Who Pays Attorney Fees in a Divorce?

How the finances typically shake out in Oklahoma

Divorce is an expensive proposition for all parties involved. If you are currently involved in a divorce–or are thinking about filing for one–you may be concerned about the costs of hiring a lawyer to represent you. A common question many Oklahoma residents ask is, “Can I get my spouse to pay my attorney fees?”

There is no simple, one-size-fits-all answer to this question. Historically, the rule in U.S. courts is that each side should pay its own legal fees in a civil lawsuit. But there are numerous exceptions created under state law.

“There are two big misconceptions I see,” says Aaron D. Bundy, a family law attorney in Tulsa. “One is that the prevailing party gets attorney fees—or, the loser pays. The other one is that the richer party automatically pays.”

Balancing the Equities

A judge has the discretion to order one spouse to pay the other spouse's reasonable expenses in connection with divorce litigation, “as may be just and proper considering the respective parties and the means and property of each.”
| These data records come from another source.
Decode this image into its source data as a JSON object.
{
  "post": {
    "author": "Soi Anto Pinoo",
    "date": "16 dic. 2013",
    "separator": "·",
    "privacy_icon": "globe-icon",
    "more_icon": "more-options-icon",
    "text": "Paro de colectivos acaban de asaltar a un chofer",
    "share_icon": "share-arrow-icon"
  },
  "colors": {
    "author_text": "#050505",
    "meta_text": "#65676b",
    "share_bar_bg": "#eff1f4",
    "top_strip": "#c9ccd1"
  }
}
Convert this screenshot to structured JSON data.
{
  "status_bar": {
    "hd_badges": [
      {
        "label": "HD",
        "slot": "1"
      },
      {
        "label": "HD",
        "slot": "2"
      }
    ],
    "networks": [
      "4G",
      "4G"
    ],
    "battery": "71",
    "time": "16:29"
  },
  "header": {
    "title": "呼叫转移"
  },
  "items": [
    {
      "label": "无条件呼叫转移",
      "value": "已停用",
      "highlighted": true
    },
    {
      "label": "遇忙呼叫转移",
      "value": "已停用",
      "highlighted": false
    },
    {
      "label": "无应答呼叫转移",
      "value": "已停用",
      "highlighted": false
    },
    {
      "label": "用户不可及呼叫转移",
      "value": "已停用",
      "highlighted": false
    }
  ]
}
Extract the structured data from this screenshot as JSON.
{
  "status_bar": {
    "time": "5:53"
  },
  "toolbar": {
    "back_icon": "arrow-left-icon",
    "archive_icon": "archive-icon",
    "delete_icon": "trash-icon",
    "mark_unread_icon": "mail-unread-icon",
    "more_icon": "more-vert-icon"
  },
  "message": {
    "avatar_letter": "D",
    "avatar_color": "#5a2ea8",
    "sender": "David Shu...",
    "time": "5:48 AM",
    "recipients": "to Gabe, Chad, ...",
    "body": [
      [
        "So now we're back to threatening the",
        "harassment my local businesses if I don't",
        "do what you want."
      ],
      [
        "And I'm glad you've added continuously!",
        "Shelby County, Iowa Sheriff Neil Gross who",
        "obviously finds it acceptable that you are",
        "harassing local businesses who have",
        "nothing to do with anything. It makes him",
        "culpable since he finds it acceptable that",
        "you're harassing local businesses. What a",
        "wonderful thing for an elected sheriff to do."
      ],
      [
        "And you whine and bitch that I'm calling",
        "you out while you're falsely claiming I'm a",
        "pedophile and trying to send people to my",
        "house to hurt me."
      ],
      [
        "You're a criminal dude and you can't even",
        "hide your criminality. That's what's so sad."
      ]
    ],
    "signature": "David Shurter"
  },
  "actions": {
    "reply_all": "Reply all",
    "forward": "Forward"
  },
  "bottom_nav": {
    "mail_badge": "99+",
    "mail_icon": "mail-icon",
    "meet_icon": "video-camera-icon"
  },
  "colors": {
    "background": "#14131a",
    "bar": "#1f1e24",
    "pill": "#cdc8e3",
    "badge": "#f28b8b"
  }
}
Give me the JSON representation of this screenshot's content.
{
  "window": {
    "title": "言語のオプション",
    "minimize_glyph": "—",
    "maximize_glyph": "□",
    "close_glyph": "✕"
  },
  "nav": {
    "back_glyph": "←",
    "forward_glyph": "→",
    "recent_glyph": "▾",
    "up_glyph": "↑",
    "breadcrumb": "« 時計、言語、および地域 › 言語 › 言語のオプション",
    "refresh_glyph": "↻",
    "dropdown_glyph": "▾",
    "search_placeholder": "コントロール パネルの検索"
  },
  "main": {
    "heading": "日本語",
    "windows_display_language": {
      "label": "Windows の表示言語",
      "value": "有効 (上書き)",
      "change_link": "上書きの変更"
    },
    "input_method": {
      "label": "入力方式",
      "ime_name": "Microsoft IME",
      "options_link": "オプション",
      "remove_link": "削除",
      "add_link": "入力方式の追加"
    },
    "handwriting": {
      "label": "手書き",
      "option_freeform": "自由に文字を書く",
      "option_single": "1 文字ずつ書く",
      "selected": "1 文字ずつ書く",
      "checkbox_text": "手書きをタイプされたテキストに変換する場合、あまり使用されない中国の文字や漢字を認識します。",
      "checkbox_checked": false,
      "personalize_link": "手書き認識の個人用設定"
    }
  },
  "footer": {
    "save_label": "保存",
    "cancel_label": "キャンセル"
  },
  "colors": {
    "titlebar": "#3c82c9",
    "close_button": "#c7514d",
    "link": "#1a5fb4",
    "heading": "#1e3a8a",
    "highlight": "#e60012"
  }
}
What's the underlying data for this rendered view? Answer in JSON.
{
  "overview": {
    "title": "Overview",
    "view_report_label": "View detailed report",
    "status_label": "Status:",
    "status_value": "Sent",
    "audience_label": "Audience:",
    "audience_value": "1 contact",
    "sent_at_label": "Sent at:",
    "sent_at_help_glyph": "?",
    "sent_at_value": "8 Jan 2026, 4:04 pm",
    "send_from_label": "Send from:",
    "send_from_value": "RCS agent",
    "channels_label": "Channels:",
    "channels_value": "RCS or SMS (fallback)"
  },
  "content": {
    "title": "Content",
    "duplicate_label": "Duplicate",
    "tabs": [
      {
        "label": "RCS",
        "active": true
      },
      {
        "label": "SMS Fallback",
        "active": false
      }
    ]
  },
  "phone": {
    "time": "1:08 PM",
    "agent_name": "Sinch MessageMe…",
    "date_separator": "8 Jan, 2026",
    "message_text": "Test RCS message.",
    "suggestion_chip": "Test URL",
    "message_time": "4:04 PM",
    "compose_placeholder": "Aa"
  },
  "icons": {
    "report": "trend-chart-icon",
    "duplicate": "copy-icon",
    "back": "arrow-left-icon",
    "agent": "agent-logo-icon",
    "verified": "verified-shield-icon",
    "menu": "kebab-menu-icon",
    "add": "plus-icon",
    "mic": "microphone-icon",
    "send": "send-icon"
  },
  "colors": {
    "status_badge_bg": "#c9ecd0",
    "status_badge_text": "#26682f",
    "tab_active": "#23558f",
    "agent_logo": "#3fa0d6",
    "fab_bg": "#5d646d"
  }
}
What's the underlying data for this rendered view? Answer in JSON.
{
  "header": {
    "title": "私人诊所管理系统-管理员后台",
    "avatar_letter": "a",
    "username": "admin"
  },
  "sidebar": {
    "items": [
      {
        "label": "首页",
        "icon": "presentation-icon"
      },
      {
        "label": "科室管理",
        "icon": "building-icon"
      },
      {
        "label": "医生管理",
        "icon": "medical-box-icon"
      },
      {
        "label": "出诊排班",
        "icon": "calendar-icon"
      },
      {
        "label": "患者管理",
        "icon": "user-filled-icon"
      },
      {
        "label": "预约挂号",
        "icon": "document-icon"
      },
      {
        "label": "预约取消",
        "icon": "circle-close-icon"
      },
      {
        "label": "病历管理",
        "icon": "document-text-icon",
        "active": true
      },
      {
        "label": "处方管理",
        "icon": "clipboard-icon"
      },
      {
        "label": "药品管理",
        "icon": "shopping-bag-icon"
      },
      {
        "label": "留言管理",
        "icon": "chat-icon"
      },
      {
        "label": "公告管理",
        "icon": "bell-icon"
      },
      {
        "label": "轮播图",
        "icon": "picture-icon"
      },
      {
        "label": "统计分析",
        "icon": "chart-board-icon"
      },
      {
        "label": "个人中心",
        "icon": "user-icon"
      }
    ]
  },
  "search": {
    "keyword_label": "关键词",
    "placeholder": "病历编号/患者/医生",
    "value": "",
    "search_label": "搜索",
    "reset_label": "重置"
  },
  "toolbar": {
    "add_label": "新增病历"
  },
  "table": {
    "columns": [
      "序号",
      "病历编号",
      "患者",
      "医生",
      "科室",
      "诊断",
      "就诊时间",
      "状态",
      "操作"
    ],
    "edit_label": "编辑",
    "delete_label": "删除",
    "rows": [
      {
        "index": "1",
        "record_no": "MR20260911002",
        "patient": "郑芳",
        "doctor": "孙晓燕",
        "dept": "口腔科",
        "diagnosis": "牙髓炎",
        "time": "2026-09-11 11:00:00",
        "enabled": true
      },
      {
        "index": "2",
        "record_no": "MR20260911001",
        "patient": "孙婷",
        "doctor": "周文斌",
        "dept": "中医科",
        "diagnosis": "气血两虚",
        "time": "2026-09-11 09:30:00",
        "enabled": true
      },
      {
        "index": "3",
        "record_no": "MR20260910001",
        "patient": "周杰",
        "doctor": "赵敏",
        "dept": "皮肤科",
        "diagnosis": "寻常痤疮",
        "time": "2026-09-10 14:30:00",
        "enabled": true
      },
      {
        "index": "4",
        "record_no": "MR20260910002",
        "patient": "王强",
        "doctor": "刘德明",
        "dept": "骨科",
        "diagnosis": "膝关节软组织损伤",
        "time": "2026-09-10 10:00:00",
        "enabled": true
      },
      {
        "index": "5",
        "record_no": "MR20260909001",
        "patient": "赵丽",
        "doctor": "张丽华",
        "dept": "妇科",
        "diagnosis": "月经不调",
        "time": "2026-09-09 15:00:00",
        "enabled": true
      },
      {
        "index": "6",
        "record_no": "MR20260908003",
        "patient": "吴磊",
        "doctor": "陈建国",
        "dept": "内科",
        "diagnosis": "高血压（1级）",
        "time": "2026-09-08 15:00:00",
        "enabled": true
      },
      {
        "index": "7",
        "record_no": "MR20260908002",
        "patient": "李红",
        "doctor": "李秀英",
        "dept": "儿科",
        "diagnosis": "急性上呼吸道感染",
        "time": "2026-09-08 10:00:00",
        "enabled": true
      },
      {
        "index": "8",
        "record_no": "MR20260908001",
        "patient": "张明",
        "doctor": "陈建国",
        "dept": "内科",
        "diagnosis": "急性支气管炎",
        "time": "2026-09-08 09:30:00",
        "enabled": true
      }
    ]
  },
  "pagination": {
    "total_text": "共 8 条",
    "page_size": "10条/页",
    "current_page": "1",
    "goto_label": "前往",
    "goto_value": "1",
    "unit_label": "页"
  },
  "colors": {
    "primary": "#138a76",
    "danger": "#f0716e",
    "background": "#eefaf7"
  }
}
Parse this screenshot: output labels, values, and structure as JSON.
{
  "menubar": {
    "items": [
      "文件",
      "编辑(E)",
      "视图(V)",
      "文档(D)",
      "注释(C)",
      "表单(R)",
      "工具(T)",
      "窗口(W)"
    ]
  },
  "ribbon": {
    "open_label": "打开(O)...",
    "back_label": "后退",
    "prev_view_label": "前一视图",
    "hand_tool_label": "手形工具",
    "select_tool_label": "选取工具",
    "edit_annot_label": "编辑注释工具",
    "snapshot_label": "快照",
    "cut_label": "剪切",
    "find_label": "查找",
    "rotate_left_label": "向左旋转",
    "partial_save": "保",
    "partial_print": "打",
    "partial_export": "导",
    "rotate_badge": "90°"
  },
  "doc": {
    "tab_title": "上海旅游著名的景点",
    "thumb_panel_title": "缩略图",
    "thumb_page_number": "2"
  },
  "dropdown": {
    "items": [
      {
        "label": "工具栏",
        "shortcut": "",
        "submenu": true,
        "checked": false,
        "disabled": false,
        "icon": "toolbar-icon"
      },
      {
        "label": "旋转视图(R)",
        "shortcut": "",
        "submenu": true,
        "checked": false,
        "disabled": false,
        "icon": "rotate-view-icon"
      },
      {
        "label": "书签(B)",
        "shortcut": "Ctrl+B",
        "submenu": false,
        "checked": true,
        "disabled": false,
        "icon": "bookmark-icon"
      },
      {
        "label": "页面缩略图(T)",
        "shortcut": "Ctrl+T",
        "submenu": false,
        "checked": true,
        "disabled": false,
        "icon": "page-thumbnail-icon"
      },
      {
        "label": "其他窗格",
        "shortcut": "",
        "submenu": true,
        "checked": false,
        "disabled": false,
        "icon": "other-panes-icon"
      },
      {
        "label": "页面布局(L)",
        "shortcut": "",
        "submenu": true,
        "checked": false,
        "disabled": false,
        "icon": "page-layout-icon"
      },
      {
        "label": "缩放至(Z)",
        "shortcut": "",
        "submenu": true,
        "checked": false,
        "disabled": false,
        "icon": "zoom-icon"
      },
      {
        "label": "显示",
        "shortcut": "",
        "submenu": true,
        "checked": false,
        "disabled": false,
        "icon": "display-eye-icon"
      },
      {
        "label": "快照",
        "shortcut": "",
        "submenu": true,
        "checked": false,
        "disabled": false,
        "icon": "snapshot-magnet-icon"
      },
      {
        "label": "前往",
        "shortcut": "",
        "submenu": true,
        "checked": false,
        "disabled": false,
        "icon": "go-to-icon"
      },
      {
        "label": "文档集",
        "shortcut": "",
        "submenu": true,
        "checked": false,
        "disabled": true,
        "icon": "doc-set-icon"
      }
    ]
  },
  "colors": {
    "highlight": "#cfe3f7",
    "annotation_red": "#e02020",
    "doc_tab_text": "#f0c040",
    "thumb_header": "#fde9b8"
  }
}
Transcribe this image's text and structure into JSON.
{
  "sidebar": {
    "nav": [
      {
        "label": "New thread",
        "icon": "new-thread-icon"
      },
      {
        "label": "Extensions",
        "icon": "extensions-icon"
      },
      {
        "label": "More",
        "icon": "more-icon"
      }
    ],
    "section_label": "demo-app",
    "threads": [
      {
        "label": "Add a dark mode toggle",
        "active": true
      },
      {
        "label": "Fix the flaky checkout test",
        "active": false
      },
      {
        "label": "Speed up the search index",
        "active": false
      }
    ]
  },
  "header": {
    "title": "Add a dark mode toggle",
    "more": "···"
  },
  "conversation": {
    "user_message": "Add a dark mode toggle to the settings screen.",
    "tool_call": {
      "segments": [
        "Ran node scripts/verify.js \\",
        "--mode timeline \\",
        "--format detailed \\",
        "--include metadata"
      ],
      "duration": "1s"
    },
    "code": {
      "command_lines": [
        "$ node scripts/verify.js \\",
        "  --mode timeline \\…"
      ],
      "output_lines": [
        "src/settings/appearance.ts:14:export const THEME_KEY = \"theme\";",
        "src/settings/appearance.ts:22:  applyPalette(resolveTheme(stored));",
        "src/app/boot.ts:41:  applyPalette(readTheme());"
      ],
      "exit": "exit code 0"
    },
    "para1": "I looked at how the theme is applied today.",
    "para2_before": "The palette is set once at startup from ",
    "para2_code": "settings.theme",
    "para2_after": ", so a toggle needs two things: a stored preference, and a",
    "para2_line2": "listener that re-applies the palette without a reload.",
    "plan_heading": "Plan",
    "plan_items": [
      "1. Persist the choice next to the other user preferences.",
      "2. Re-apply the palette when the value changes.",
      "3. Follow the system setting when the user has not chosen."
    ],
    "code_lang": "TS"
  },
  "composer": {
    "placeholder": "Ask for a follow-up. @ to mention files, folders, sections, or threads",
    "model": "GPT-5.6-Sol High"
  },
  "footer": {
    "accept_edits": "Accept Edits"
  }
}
This is commonly known as a “balancing of the equities” rule. Under this rule, it does not matter who “wins” the divorce case. Rather, the court must look at all of the circumstances leading up to the divorce and decide whether to make an equitable award of legal fees.

“The judge has a lot of discretion in terms of awarding attorney fees,” says Bundy. “But a lot of it is outcome-based. In a case where there’s substantial property available, and everybody acts reasonably, then it’s probably going to be each pay your own attorney fees. Where you see that shift is if one side behaves badly during the case. Sometimes, you can prevail, but if you behave badly—you do things that make the case drag out, don’t cooperate in discovery, file meaningless things—you can actually have to pay the other side’s.”

As the Oklahoma Court of Civil Appeals explained in a 2009 decision, Husband v. Husband, the factors a judge may consider include:

  • the outcome of the action
  • whether either spouse “unnecessarily complicated or delayed the proceedings, or made the subsequent litigation more vexatious than it needed to be”
  • the relative “means and property” of the spouses

With respect to this last item, a judge may decide that the division of marital property in the divorce itself gives each spouse sufficient means and property to pay their own attorney fees. A qualified Oklahoma family law attorney can explain this concept to you in greater detail.

Can I Hire a Divorce Attorney on a Contingency Fee Basis?

In personal injury cases, it is common for a plaintiff to hire a lawyer on a contingent basis. This means the attorney does not charge the client for any fees or costs upfront. But if the plaintiff ends up recovering any damages from the defendant, either by litigation or settlement, they agree to pay the attorney a certain percentage of that award. You might be wondering if you could do the same thing when hiring an experienced Oklahoma divorce attorney. Here, the answer is quite simple: You cannot. The Oklahoma Rules of Professional Conduct expressly forbid contingent fee arrangements in any domestic relations matter. This means that an attorney cannot ethically accept a fee based on a promise to obtain a divorce, child support, alimony or a particular property settlement for a client.